The Withering – Massachusetts Horticultural Society – Elm Bank – New England Spring Flower Show – Mass Hort
Despite Mass Hort’s popularity, though, a perception took hold that it was an elitist club, a place where Brahmins spent long afternoons debating the merits of different rhododendron varieties. When the board set out to build yet another Horticultural Hall at the turn of the 20th century—its third in 55 years, and the largest and most expensive yet—a contingent of members raised an alarm. Mass Hort was getting carried away. If they were going to build yet another hall, one member cautioned, they might as well buy a grave and bury themselves in it.
Ignoring the warnings, Mass Hort built a massive headquarters across from the new Symphony Hall. Trustees installed an expansive wood-paneled library to house thousands of volumes of journals and rare books, some dating back to the 15th century—a horticultural collection well on its way to becoming the most comprehensive in the Western Hemisphere. When it opened in 1901, Horticultural Hall was lauded as the finest building of its kind in America.
It was also extraordinarily expensive to maintain, thanks to its enormous windows and soaring ceilings, and the upkeep gradually took a toll. Things started looking untenable by the 1970s, a decade when membership and donations began to decline, and by 1981, Mass Hort’s cash flow had ebbed to the point where the group decided to sell off its journal, Horticulture, which it had published for almost 60 years, plus $750,000 worth of rare books.
The infusion of money temporarily sustained Mass Hort, but it had to put up its deed as collateral for $4 million in renovations to Horticultural Hall. There was even talk that the society might lose the building, though the director squelched those rumors. In July 1991, director Richard Daley proclaimed the odds of that happening were "equal to the building being torn down by an earthquake." Five months later, the foreclosed building was auctioned to the Christian Science Church for $1.6 million, a fire sale price. Daley resigned. (The building is now rented as office space; tenants include Boston magazine.)

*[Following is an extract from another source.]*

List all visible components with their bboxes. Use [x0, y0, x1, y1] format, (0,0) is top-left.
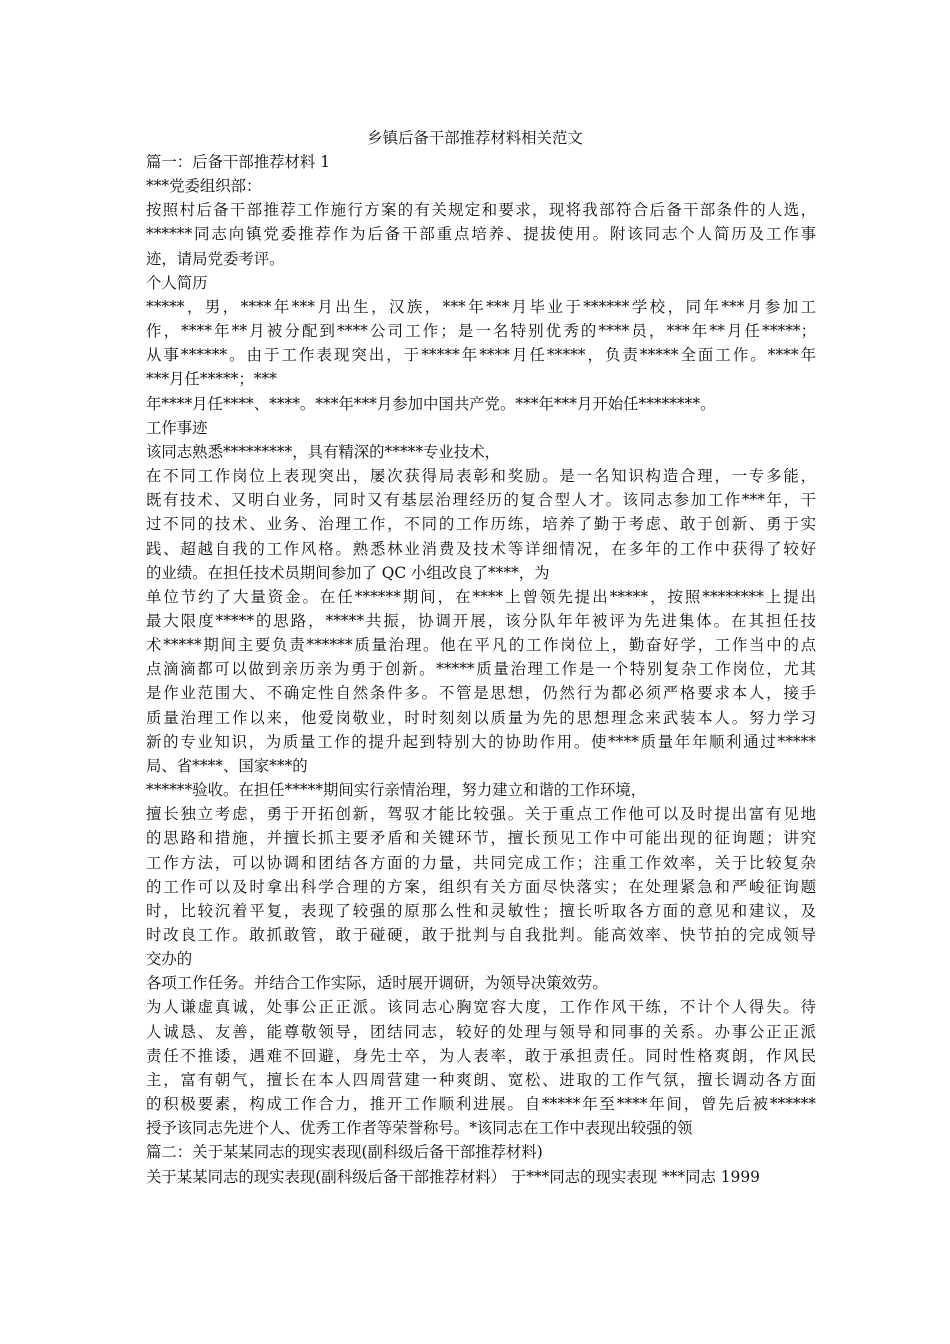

For some, the subsequent move to Wellesley sent the wrong message to the public at the worst possible time. "[Mass Hort] is not about Wellesley garden clubs, it’s about being in the city," says Walter Pile, a former Mass Hort president. "I think moving out of the city reinforced the stereotypes of snobs and elitism, which were really never true."
Tucked away at Elm Bank, Mass Hort saw its membership dwindle further; cash was in short supply. "Arguably, few nonprofits in New England have been as challenged by the shifting priorities of our traditional philanthropic constituencies," then-president William McDonough wrote to members at one point. Used to getting regular checks from old-money scions, Mass Hort never really learned the most basic skill in running a modern nonprofit: asking for money. The group proved no better at attracting new members. "You have to cultivate your donors and not just expect that the same old money is going to give all the time," says trustee Kathleen Thomas. "The old money—not to sound bad or anything—but a lot of them are dead."